• ankara devlet tiyatrosu sanatcisi.
    1958 ankara doğumlu. 1980yılında devlet tiyatrolarında göreve başladı. 1981 yılında adana devlet tiyatrosu müdürlüğüne atandı. 1986 senesinde ihtisas için devlet tiyatroları tarafından londra'ya gönderildi. 1987 yılında tekrar adana devlet tiyatrosundaki görevine döndü. 1989'da rejisör kadrosunu aldı ve ankara devlet tiyatrosu müdürlüğüne atandı. on ay sonra bu görevden istifa etti. 1993 ve 1998 yıllarında tekrar bu göreve atandı ve her ikisinde de istifa etti.
    görev aldığı oyunlar :
    küçük prens, ayakta durmak istiyorum, sultan gelin, kaktüs çiçeği, genç osman, avanak, töre (kültür bakanlığı en iyi reji ödülü), çayhane, bir şehnaz oyun, müfettiş, hayvan çiftliği, uyarca (kültür bakanlığı en iyi reji ve sanat kurumu en iyi yapım ödülü), iyi, danton'un ölümü, ne güzel bir gün, küheylan (avni dilligil en iyi yapım ödülü, yaşam radyo en iyi oyun ödülü), kuvay-ı milliye kadınları (atatürkçü düşünce derneği en iyi reji, en iyi yapım ödülleri), açıl susam açıl, atları da vururlar, goya, ziyaretçi
  • osman wöber'in istifa etmesinden sonra istanbul devlet tiyatrosu müdürlük ve sanat yönetmenliği görevine atanan tiyatrocu.
  • oyuncularına "burada uhrevi bir şey yapıyormuşuz gibi kasılıp durmayın yahu, bu sadece bir iş" diyen yönetmen.
    oyuncuların mah mih moh diye gezmesine ve kendilerine boş buldukları her an "ben sanatçıyım, sanatçı, ehehehe, sanat, sanat tamam mı? ben, ben, ehehe, sanat, ehehe, sanatçıyım" dediğini bildiğinden onların ayaklarını yere değdirmek için bu ikazı yapmışlığına tanık oldum.

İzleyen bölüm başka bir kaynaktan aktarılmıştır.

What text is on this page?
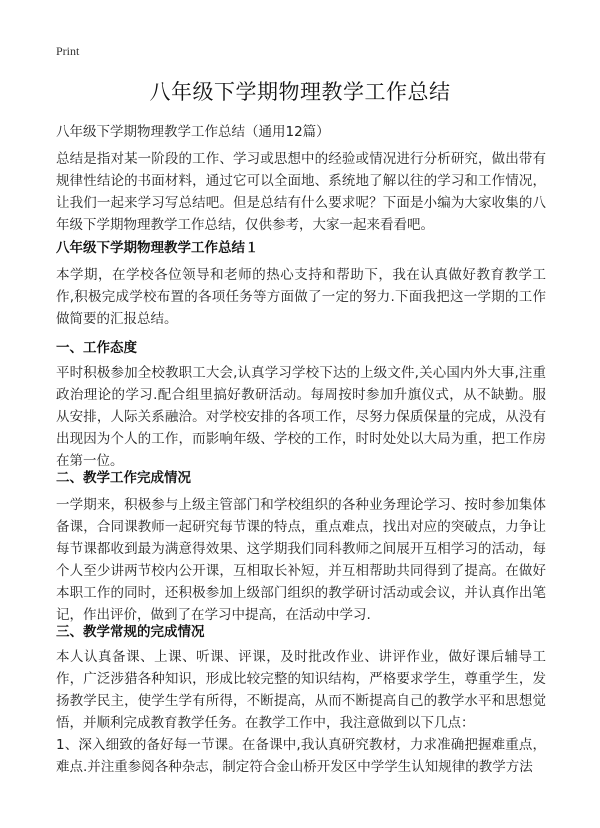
Print
八年级下学期物理教学工作总结

八年级下学期物理教学工作总结（通用12篇）

总结是指对某一阶段的工作、学习或思想中的经验或情况进行分析研究，做出带有规律性结论的书面材料，通过它可以全面地、系统地了解以往的学习和工作情况，让我们一起来学习写总结吧。但是总结有什么要求呢？下面是小编为大家收集的八年级下学期物理教学工作总结，仅供参考，大家一起来看看吧。

八年级下学期物理教学工作总结１

本学期，在学校各位领导和老师的热心支持和帮助下，我在认真做好教育教学工作,积极完成学校布置的各项任务等方面做了一定的努力.下面我把这一学期的工作做简要的汇报总结。

一、工作态度

平时积极参加全校教职工大会,认真学习学校下达的上级文件,关心国内外大事,注重政治理论的学习.配合组里搞好教研活动。每周按时参加升旗仪式，从不缺勤。服从安排，人际关系融洽。对学校安排的各项工作，尽努力保质保量的完成，从没有出现因为个人的工作，而影响年级、学校的工作，时时处处以大局为重，把工作房在第一位。

二、教学工作完成情况

一学期来，积极参与上级主管部门和学校组织的各种业务理论学习、按时参加集体备课，合同课教师一起研究每节课的特点，重点难点，找出对应的突破点，力争让每节课都收到最为满意得效果、这学期我们同科教师之间展开互相学习的活动，每个人至少讲两节校内公开课，互相取长补短，并互相帮助共同得到了提高。在做好本职工作的同时，还积极参加上级部门组织的教学研讨活动或会议，并认真作出笔记，作出评价，做到了在学习中提高，在活动中学习.

三、教学常规的完成情况

本人认真备课、上课、听课、评课，及时批改作业、讲评作业，做好课后辅导工作，广泛涉猎各种知识，形成比较完整的知识结构，严格要求学生，尊重学生，发扬教学民主，使学生学有所得，不断提高，从而不断提高自己的教学水平和思想觉悟，并顺利完成教育教学任务。在教学工作中，我注意做到以下几点：

1、深入细致的备好每一节课。在备课中,我认真研究教材，力求准确把握难重点，难点.并注重参阅各种杂志，制定符合金山桥开发区中学学生认知规律的教学方法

    yönetmenliğini estetiğe kurban ediyor. büyük dekorlara sahip oyunlar koymayı tercih ediyor ve oyunlarda seyirciyi yakalayacak bir numarası daima oluyor. örneğin genç osman oyununda osman'ın asıldığı sahnede padişah tuğrasının harflerinden birinin sökülerek bir urgana dönüşmesi ve adamın oraya asılması gibi. bu sembolizmle "kendi dönemiyle, yenilikçiliği ve eylemleriyle birlikte ölüp giden bir padişah" vermiş olmasının etkisi seyircide çok büyüktü. eski tip bir insan yani sanatta belli otoritelerin yöntemlerinin katılığını aşmamaya gayret ediyor. oyuncularını kendi seçiyorsa (devlet tiyatroları için söylüyorum) casting konusunda başarısız. oyuncular çok tipik. roller karikatürize.

    oyunlarda tartıma önem veriyor ve disiplinli biri. mesleki açıdan gevşememeye özen gösteriyor. kalabalık kadrolu oyunlarda başarılı ancak üç kişilik bir oyun koysa karakterlerin kontrastını açığa çıkarmaları için oyunculara doğru yönlendirmeleri yapabilir mi bilemiyorum.

    umarım yeni oyunlar sahneler.
  • konservatuvarda okurken, yanılmıyorsam 13-14 yıl önce şakir hocanın rejisörlüğündeki "bir şehnaz oyun" seçmelerine girmiştim ve alınmıştım. cem idiz hoca ile şarkıları çalışmıştık. artık oyun çıkmaya çok yakındı ama konservatuvardaki hocamın beni bu sebeple mezun etmeyeceğini anlayıp bırakmak zorunda kalmıştım.

    akm'de hiç unutmuyorum, elimde kocaman bir çiçek ve mahcubiyet ile şakir beyin yanına gittim. anladı tabii çıkmak zorunda olduğumu. binbir özür diledim, hatta yerime bir arkadaşımı bile yolladım oyuna zeval gelmesin diye. çok kızacağını düşünmüştüm ama sanırım konservatuvarlı öğrencinin halinden anlamıştı.

    şimdi o yıla geri dönsem, asla çıkmaz, sonuna kadar giderdim.
    içimde uhde kaldı o oyun ve yerime giren arkadaşımın benden sonra oynadığı başka başka bir sürü oyun.

    umarım iyidir. umarım sağlığı, keyfi yerindedir. umarım ortak sahnelerde bir gün buluşuruz tekrar.